On March 19, Amazon starts its 60-day transitional period for 2,300 Seattle and Bellevue, Washington, workers laid off in January. Among the hundreds of employees set to exit in March are Amazon HR professionals, The Seattle Times reported; previously, staff on the “people experience and technology” team were laid off in November and offered severance packages. Likewise, TikTok talent acquisition staff also got booted in January 2023, after ByteDance generally reduced headcount in Russia and China throughout Q4 2022. HR Dive reached out to Amazon and TikTok for comment and did not hear back by the time of publication.
These are just two case studies in the greater landscape of corporate layoffs, and the implications of these cuts for HR as an industry are difficult to parse out.
“The labor market right now is bananas. It's really anybody's guess what's going to happen,” Cat Ward, vice president of employer mobilization at Jobs for the Future, told HR Dive. The “ethical offboarding” expert nodded to the challenges of making definitive statements about the state of the economy at this time. Still, Ward’s answer to the HR layoff question is straightforward: Talent acquisition and management is a “cost center,” she said.
On the tails of many companies announcing hiring freezes last year, Ward’s clients have told her 2023 will be a “slow year” for talent acquisition.
“When you're thinking about cutting costs, you're going to turn your eyes to parts of the business that are not lifting up your profitability and bringing in revenue,” Ward said. This line of thinking can make HR vulnerable.

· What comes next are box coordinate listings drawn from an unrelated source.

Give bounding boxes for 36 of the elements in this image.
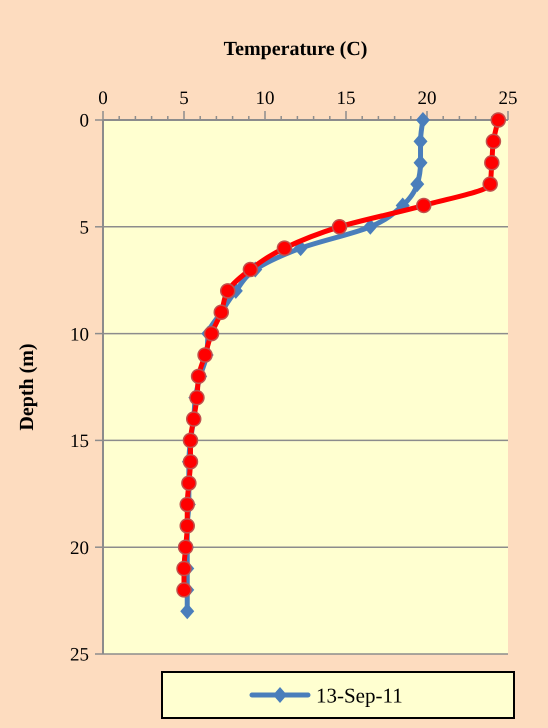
x-tick-label: 15 [336,88,356,109]
point [176,582,192,598]
point [204,326,220,342]
point [416,198,432,214]
point [332,219,348,235]
point [189,390,205,406]
x-axis-title: Temperature (C) [224,38,368,60]
x-tick-label: 25 [498,88,518,109]
point [486,134,502,150]
point [490,112,506,128]
y-tick-label: 15 [70,431,89,452]
y-tick-label: 20 [70,538,89,559]
y-tick-label: 0 [80,110,89,132]
y-tick-label: 5 [80,217,89,238]
point [176,560,192,576]
y-tick-label: 10 [70,324,89,346]
point [242,262,258,278]
point [220,283,236,299]
y-tick-label: 25 [70,644,89,666]
point [484,154,500,170]
point [416,112,430,128]
point [182,454,198,470]
x-tick-label: 20 [418,88,436,109]
point [410,176,424,192]
point [482,176,498,192]
y-axis-title: Depth (m) [16,343,38,431]
point [276,240,292,256]
point [363,218,378,235]
x-tick-label: 0 [98,88,108,109]
point [190,368,206,384]
legend-label: 13-Sep-11 [316,683,403,708]
x-tick-label: 5 [179,88,189,109]
point [197,347,213,363]
point [179,496,195,512]
x-tick-label: 10 [256,88,274,109]
point [178,539,194,555]
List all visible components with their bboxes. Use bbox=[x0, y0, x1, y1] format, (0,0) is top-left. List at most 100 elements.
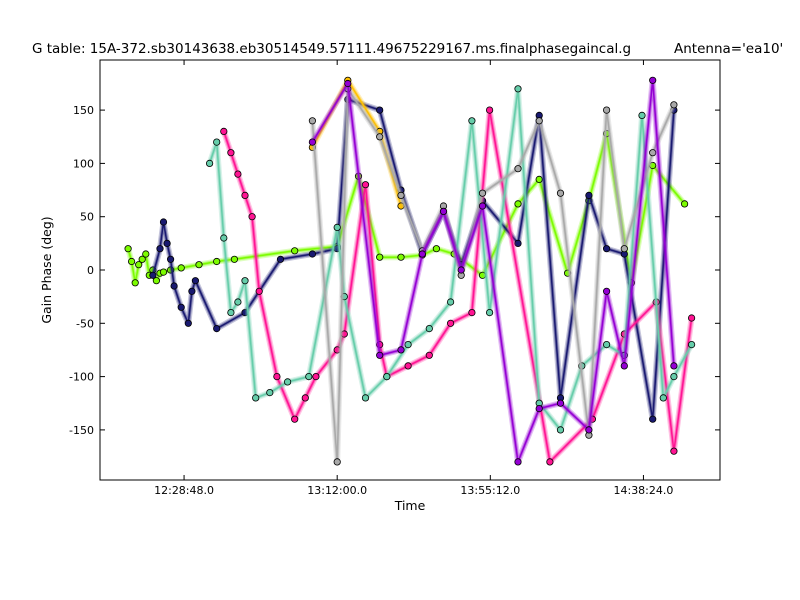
series-layer bbox=[124, 76, 696, 466]
data-point bbox=[620, 362, 628, 370]
data-point bbox=[124, 245, 132, 253]
data-point bbox=[418, 250, 426, 258]
data-point bbox=[556, 189, 565, 197]
data-point bbox=[206, 159, 214, 167]
data-point bbox=[308, 250, 316, 258]
data-point bbox=[283, 378, 292, 386]
data-point bbox=[535, 404, 543, 413]
data-point bbox=[680, 200, 689, 208]
series-line bbox=[152, 98, 675, 420]
data-point bbox=[457, 266, 465, 274]
data-point bbox=[361, 394, 370, 402]
data-point bbox=[131, 279, 139, 287]
data-point bbox=[195, 261, 203, 269]
data-point bbox=[142, 250, 150, 258]
data-point bbox=[535, 175, 543, 183]
data-point bbox=[312, 372, 320, 381]
data-point bbox=[276, 255, 285, 263]
data-point bbox=[305, 372, 313, 381]
data-point bbox=[546, 458, 554, 466]
data-point bbox=[659, 394, 667, 402]
data-point bbox=[301, 394, 309, 402]
data-point bbox=[446, 319, 455, 327]
data-point bbox=[252, 394, 260, 402]
data-point bbox=[149, 271, 157, 279]
x-axis-label: Time bbox=[394, 498, 426, 513]
data-point bbox=[649, 149, 657, 157]
data-point bbox=[167, 255, 175, 263]
x-tick-label: 14:38:24.0 bbox=[613, 484, 673, 497]
data-series bbox=[308, 76, 678, 466]
data-point bbox=[404, 340, 412, 349]
chart-title: G table: 15A-372.sb30143638.eb30514549.5… bbox=[32, 41, 631, 57]
data-point bbox=[191, 277, 199, 285]
data-point bbox=[404, 362, 412, 370]
y-tick-label: 50 bbox=[80, 211, 94, 224]
data-point bbox=[670, 101, 678, 109]
data-point bbox=[514, 85, 522, 93]
data-point bbox=[340, 292, 348, 301]
data-point bbox=[432, 245, 440, 253]
data-point bbox=[397, 202, 405, 210]
y-tick-label: -150 bbox=[69, 424, 94, 437]
data-point bbox=[425, 351, 433, 359]
data-point bbox=[397, 191, 405, 199]
data-series bbox=[124, 130, 689, 287]
data-point bbox=[170, 282, 178, 290]
data-point bbox=[159, 218, 168, 226]
data-point bbox=[291, 415, 299, 423]
data-point bbox=[514, 165, 522, 173]
data-point bbox=[602, 106, 611, 114]
y-tick-label: 0 bbox=[87, 264, 94, 277]
data-point bbox=[177, 264, 185, 272]
data-point bbox=[213, 257, 221, 266]
data-point bbox=[638, 111, 646, 120]
series-line bbox=[220, 107, 695, 465]
data-series bbox=[308, 85, 678, 466]
data-point bbox=[376, 351, 384, 359]
data-point bbox=[397, 346, 405, 354]
data-point bbox=[308, 117, 316, 125]
data-point bbox=[397, 253, 405, 261]
data-point bbox=[333, 223, 341, 231]
series-line bbox=[223, 109, 693, 463]
data-point bbox=[670, 372, 678, 381]
data-point bbox=[128, 257, 136, 266]
data-point bbox=[248, 213, 256, 221]
y-tick-label: -100 bbox=[69, 371, 94, 384]
data-point bbox=[230, 255, 238, 263]
data-point bbox=[184, 319, 192, 327]
data-point bbox=[535, 117, 543, 125]
data-point bbox=[383, 372, 391, 381]
data-point bbox=[468, 308, 476, 317]
data-point bbox=[227, 308, 235, 317]
antenna-label: Antenna='ea10' bbox=[674, 41, 783, 57]
data-point bbox=[649, 76, 657, 84]
data-point bbox=[266, 388, 274, 397]
data-point bbox=[446, 298, 455, 306]
data-point bbox=[188, 287, 196, 295]
data-point bbox=[213, 324, 221, 333]
data-point bbox=[556, 426, 565, 434]
data-point bbox=[227, 149, 235, 157]
data-point bbox=[585, 426, 593, 434]
data-point bbox=[234, 170, 242, 178]
data-point bbox=[220, 127, 228, 135]
data-point bbox=[687, 340, 696, 349]
x-tick-label: 13:12:00.0 bbox=[307, 484, 367, 497]
y-tick-label: 150 bbox=[73, 104, 94, 117]
data-point bbox=[485, 106, 494, 114]
data-point bbox=[177, 303, 185, 311]
data-point bbox=[468, 117, 476, 125]
data-point bbox=[152, 277, 160, 285]
data-point bbox=[485, 308, 494, 317]
y-tick-label: -50 bbox=[76, 317, 94, 330]
data-series bbox=[220, 106, 696, 466]
data-point bbox=[478, 202, 487, 210]
data-point bbox=[333, 458, 341, 466]
y-axis-label: Gain Phase (deg) bbox=[39, 216, 54, 323]
data-point bbox=[159, 268, 168, 276]
data-point bbox=[255, 287, 263, 295]
data-point bbox=[156, 245, 164, 253]
data-point bbox=[234, 298, 242, 306]
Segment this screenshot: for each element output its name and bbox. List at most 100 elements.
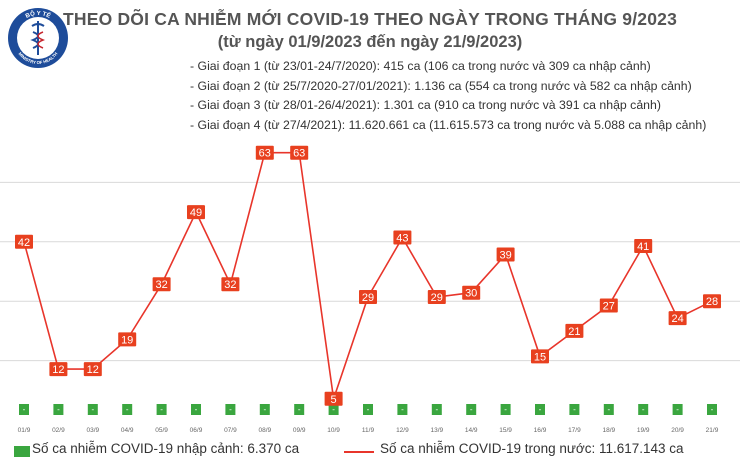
domestic-data-label: 29	[362, 292, 374, 304]
imported-bar	[431, 404, 442, 415]
domestic-data-label: 43	[396, 233, 408, 245]
imported-bar	[569, 404, 580, 415]
x-tick-label: 05/9	[155, 427, 168, 434]
x-tick-label: 17/9	[568, 427, 581, 434]
domestic-data-label: 32	[224, 279, 236, 291]
domestic-data-label-box	[15, 234, 33, 249]
imported-value-label: -	[57, 405, 60, 414]
x-tick-label: 09/9	[293, 427, 306, 434]
domestic-data-label-box	[599, 298, 618, 313]
imported-value-label: -	[263, 405, 266, 414]
domestic-data-label: 41	[637, 241, 649, 253]
page-title: THEO DÕI CA NHIỄM MỚI COVID-19 THEO NGÀY…	[62, 9, 678, 29]
imported-bar	[294, 404, 305, 415]
imported-value-label: -	[470, 405, 473, 414]
imported-bar	[672, 404, 683, 415]
legend-domestic-label: Số ca nhiễm COVID-19 trong nước: 11.617.…	[380, 441, 684, 456]
domestic-data-label: 32	[155, 279, 167, 291]
x-tick-label: 14/9	[465, 427, 478, 434]
x-tick-label: 10/9	[327, 427, 340, 434]
x-tick-label: 11/9	[362, 427, 375, 434]
x-tick-label: 13/9	[430, 427, 443, 434]
imported-value-label: -	[435, 405, 438, 414]
imported-bar	[53, 404, 64, 415]
domestic-data-label-box	[462, 285, 481, 300]
imported-value-label: -	[195, 405, 198, 414]
domestic-data-label: 19	[121, 334, 133, 346]
legend-imported-swatch	[14, 446, 30, 457]
x-tick-label: 12/9	[396, 427, 409, 434]
imported-value-label: -	[539, 405, 542, 414]
domestic-data-label: 12	[52, 364, 64, 376]
x-tick-label: 03/9	[86, 427, 99, 434]
imported-value-label: -	[91, 405, 94, 414]
imported-bar	[638, 404, 649, 415]
domestic-data-label-box	[703, 294, 721, 309]
imported-value-label: -	[23, 405, 26, 414]
domestic-data-label-box	[290, 145, 309, 160]
domestic-data-label-box	[634, 239, 653, 254]
svg-text:BỘ Y TẾ: BỘ Y TẾ	[25, 9, 52, 20]
domestic-data-label: 28	[706, 296, 718, 308]
imported-bar	[19, 404, 29, 415]
domestic-data-label-box	[152, 277, 171, 292]
domestic-data-label-box	[324, 391, 343, 406]
domestic-data-label-box	[531, 349, 549, 364]
domestic-data-label: 15	[534, 351, 546, 363]
imported-bar	[535, 404, 545, 415]
imported-value-label: -	[332, 405, 335, 414]
imported-value-label: -	[229, 405, 232, 414]
domestic-data-label: 49	[190, 207, 202, 219]
domestic-data-label: 24	[671, 313, 683, 325]
x-tick-label: 20/9	[671, 427, 684, 434]
domestic-data-label-box	[118, 332, 137, 347]
domestic-data-label: 29	[431, 292, 443, 304]
domestic-data-label: 39	[499, 250, 511, 262]
domestic-data-label: 63	[293, 148, 305, 160]
phase-item: - Giai đoạn 1 (từ 23/01-24/7/2020): 415 …	[190, 59, 651, 73]
imported-bar	[328, 404, 339, 415]
domestic-data-label-box	[187, 205, 205, 220]
x-tick-label: 02/9	[52, 427, 65, 434]
domestic-series-line	[23, 151, 713, 400]
domestic-data-label-box	[668, 311, 687, 326]
domestic-data-label-box	[565, 323, 584, 338]
x-tick-label: 01/9	[18, 427, 31, 434]
x-tick-label: 21/9	[706, 427, 719, 434]
x-tick-label: 15/9	[499, 427, 512, 434]
x-tick-label: 19/9	[637, 427, 650, 434]
imported-value-label: -	[401, 405, 404, 414]
imported-bar	[466, 404, 477, 415]
domestic-data-label-box	[393, 230, 412, 245]
domestic-data-label: 63	[259, 148, 271, 160]
page-subtitle: (từ ngày 01/9/2023 đến ngày 21/9/2023)	[217, 33, 523, 51]
imported-bar	[397, 404, 408, 415]
imported-bar	[363, 404, 373, 415]
imported-value-label: -	[607, 405, 610, 414]
phase-summary-list: - Giai đoạn 1 (từ 23/01-24/7/2020): 415 …	[190, 57, 706, 135]
imported-value-label: -	[711, 405, 714, 414]
x-tick-label: 16/9	[534, 427, 547, 434]
logo-top-text: BỘ Y TẾ	[25, 9, 52, 20]
caduceus-icon	[30, 21, 46, 55]
legend-imported-label: Số ca nhiễm COVID-19 nhập cảnh: 6.370 ca	[32, 441, 300, 456]
imported-value-label: -	[676, 405, 679, 414]
domestic-data-label: 42	[18, 237, 30, 249]
imported-bar	[87, 404, 98, 415]
domestic-data-label: 12	[87, 364, 99, 376]
domestic-data-label-box	[255, 145, 274, 160]
x-tick-label: 08/9	[258, 427, 271, 434]
legend-domestic-swatch	[344, 451, 374, 453]
domestic-data-label-box	[83, 362, 102, 377]
domestic-data-label-box	[359, 289, 377, 304]
imported-value-label: -	[504, 405, 507, 414]
ministry-logo: BỘ Y TẾ MINISTRY OF HEALTH	[8, 8, 68, 68]
imported-bar	[707, 404, 717, 415]
imported-bar	[225, 404, 236, 415]
imported-value-label: -	[126, 405, 129, 414]
domestic-data-label: 21	[568, 326, 580, 338]
x-tick-label: 04/9	[121, 427, 134, 434]
domestic-data-label: 5	[331, 394, 337, 406]
imported-bar	[122, 404, 133, 415]
imported-bar	[191, 404, 201, 415]
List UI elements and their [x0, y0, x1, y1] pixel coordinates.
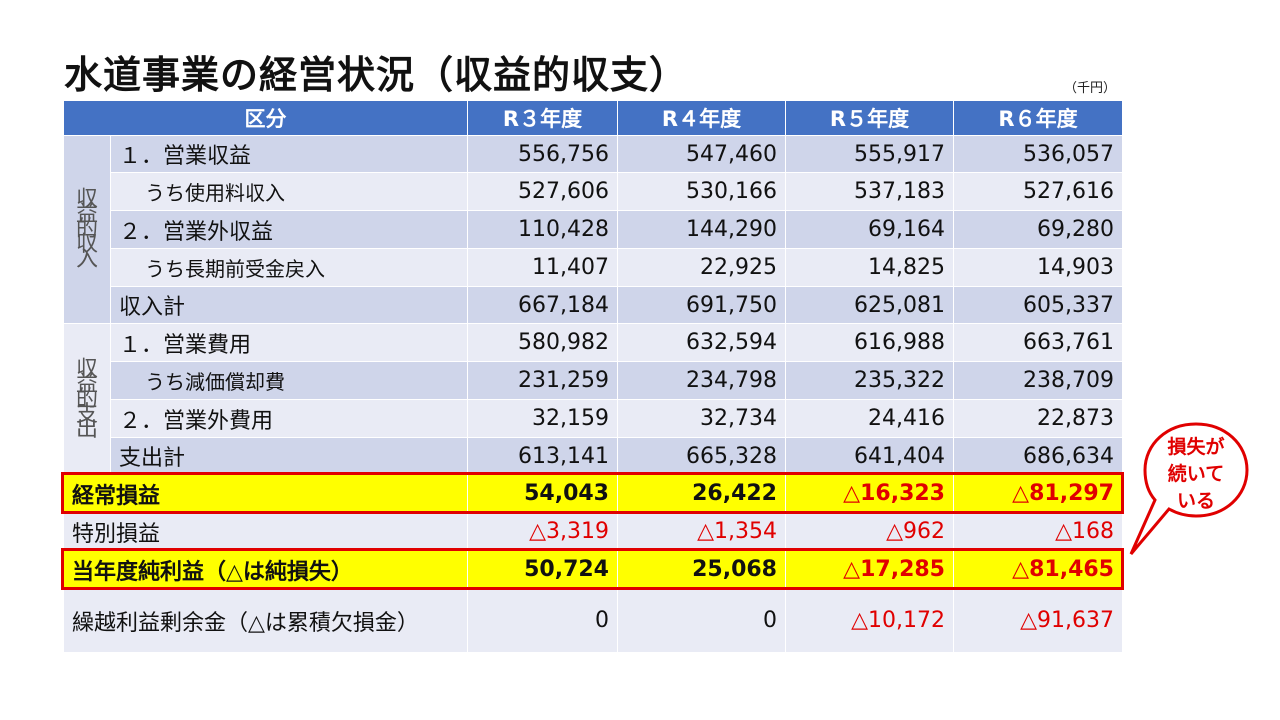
cell-value: 625,081: [785, 286, 954, 324]
table-row: 収入計 667,184 691,750 625,081 605,337: [64, 286, 1123, 324]
table-row-ordinary-profit: 経常損益 54,043 26,422 △16,323 △81,297: [63, 474, 1123, 513]
row-label: うち使用料収入: [110, 172, 468, 211]
cell-value: 69,164: [785, 210, 954, 249]
cell-value: 231,259: [467, 361, 618, 400]
cell-value: 555,917: [785, 135, 954, 173]
row-label: 支出計: [110, 437, 468, 475]
cell-value: △16,323: [785, 474, 954, 513]
cell-value: 641,404: [785, 437, 954, 475]
cell-value: 616,988: [785, 323, 954, 362]
cell-value: 665,328: [617, 437, 786, 475]
cell-value: 54,043: [467, 474, 618, 513]
cell-value: △10,172: [785, 588, 954, 653]
row-label: 特別損益: [63, 512, 468, 551]
cell-value: 32,734: [617, 399, 786, 438]
cell-value: 0: [617, 588, 786, 653]
row-label: １．営業収益: [110, 135, 468, 173]
cell-value: 686,634: [953, 437, 1123, 475]
cell-value: 580,982: [467, 323, 618, 362]
cell-value: 527,606: [467, 172, 618, 211]
cell-value: 22,873: [953, 399, 1123, 438]
table-row: うち減価償却費 231,259 234,798 235,322 238,709: [64, 361, 1123, 400]
cell-value: 24,416: [785, 399, 954, 438]
cell-value: △168: [953, 512, 1123, 551]
table-row: うち長期前受金戻入 11,407 22,925 14,825 14,903: [64, 248, 1123, 287]
row-label: 繰越利益剰余金（△は累積欠損金）: [63, 588, 468, 653]
cell-value: 14,903: [953, 248, 1123, 287]
unit-label: （千円）: [1064, 81, 1117, 96]
row-label: 収入計: [110, 286, 468, 324]
table-row: うち使用料収入 527,606 530,166 537,183 527,616: [64, 172, 1123, 211]
row-label: ２．営業外収益: [110, 210, 468, 249]
table-header-row: 区分 R３年度 R４年度 R５年度 R６年度: [63, 100, 1123, 136]
cell-value: 0: [467, 588, 618, 653]
cell-value: 556,756: [467, 135, 618, 173]
cell-value: 632,594: [617, 323, 786, 362]
expense-group-label: 収益的支出: [63, 323, 111, 475]
cell-value: 605,337: [953, 286, 1123, 324]
cell-value: △1,354: [617, 512, 786, 551]
cell-value: 536,057: [953, 135, 1123, 173]
cell-value: 32,159: [467, 399, 618, 438]
table-row: 特別損益 △3,319 △1,354 △962 △168: [63, 512, 1123, 551]
table-row: ２．営業外費用 32,159 32,734 24,416 22,873: [64, 399, 1123, 438]
table-row-net-profit: 当年度純利益（△は純損失） 50,724 25,068 △17,285 △81,…: [63, 550, 1123, 589]
table-row: 繰越利益剰余金（△は累積欠損金） 0 0 △10,172 △91,637: [63, 588, 1123, 653]
cell-value: △91,637: [953, 588, 1123, 653]
cell-value: 530,166: [617, 172, 786, 211]
table-row: 収益的支出 １．営業費用 580,982 632,594 616,988 663…: [63, 323, 1123, 475]
cell-value: 69,280: [953, 210, 1123, 249]
table-row: 支出計 613,141 665,328 641,404 686,634: [64, 437, 1123, 475]
income-group-label: 収益的収入: [63, 135, 111, 324]
row-label: うち長期前受金戻入: [110, 248, 468, 287]
cell-value: △81,465: [953, 550, 1123, 589]
callout-text: 損失が 続いて いる: [1167, 436, 1225, 512]
cell-value: 25,068: [617, 550, 786, 589]
header-year: R５年度: [785, 100, 954, 136]
cell-value: 11,407: [467, 248, 618, 287]
cell-value: 26,422: [617, 474, 786, 513]
cell-value: △962: [785, 512, 954, 551]
table-row: ２．営業外収益 110,428 144,290 69,164 69,280: [64, 210, 1123, 249]
cell-value: 663,761: [953, 323, 1123, 362]
cell-value: 547,460: [617, 135, 786, 173]
page-title: 水道事業の経営状況（収益的収支）: [64, 53, 689, 97]
cell-value: 691,750: [617, 286, 786, 324]
header-year: R６年度: [953, 100, 1123, 136]
cell-value: △3,319: [467, 512, 618, 551]
cell-value: 537,183: [785, 172, 954, 211]
row-label: 当年度純利益（△は純損失）: [63, 550, 468, 589]
cell-value: 527,616: [953, 172, 1123, 211]
cell-value: 234,798: [617, 361, 786, 400]
cell-value: 144,290: [617, 210, 786, 249]
cell-value: 613,141: [467, 437, 618, 475]
row-label: ２．営業外費用: [110, 399, 468, 438]
cell-value: 14,825: [785, 248, 954, 287]
cell-value: 50,724: [467, 550, 618, 589]
header-category: 区分: [63, 100, 468, 136]
row-label: うち減価償却費: [110, 361, 468, 400]
callout-bubble: [1129, 422, 1249, 555]
row-label: １．営業費用: [110, 323, 468, 362]
header-year: R３年度: [467, 100, 618, 136]
row-label: 経常損益: [63, 474, 468, 513]
cell-value: 667,184: [467, 286, 618, 324]
table-row: 収益的収入 １．営業収益 556,756 547,460 555,917 536…: [63, 135, 1123, 324]
header-year: R４年度: [617, 100, 786, 136]
cell-value: 238,709: [953, 361, 1123, 400]
cell-value: 110,428: [467, 210, 618, 249]
cell-value: △17,285: [785, 550, 954, 589]
finance-table: 区分 R３年度 R４年度 R５年度 R６年度 収益的収入 １．営業収益 556,…: [63, 100, 1123, 653]
cell-value: △81,297: [953, 474, 1123, 513]
cell-value: 235,322: [785, 361, 954, 400]
cell-value: 22,925: [617, 248, 786, 287]
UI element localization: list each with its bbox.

Regarding Amazon’s upcoming Washington-state layoffs, the e-commerce company’s HR lead told The Seattle Times that Amazon’s hiring freezes — which HR Dive previously reported on — and its “voluntary release” offers were insufficient cost-cutting efforts.
Hiring freezes at a company aren’t automatically a death knell for human resources professionals. Ward also passed on a message from some of her clients that “the slowdown in hiring is going to allow the HR function to invest more time and energy” into existing talent. If the beginning of the pandemic was a hot time for acquisitions, Q1 2023 may usher in an era of current employee engagement and upskilling.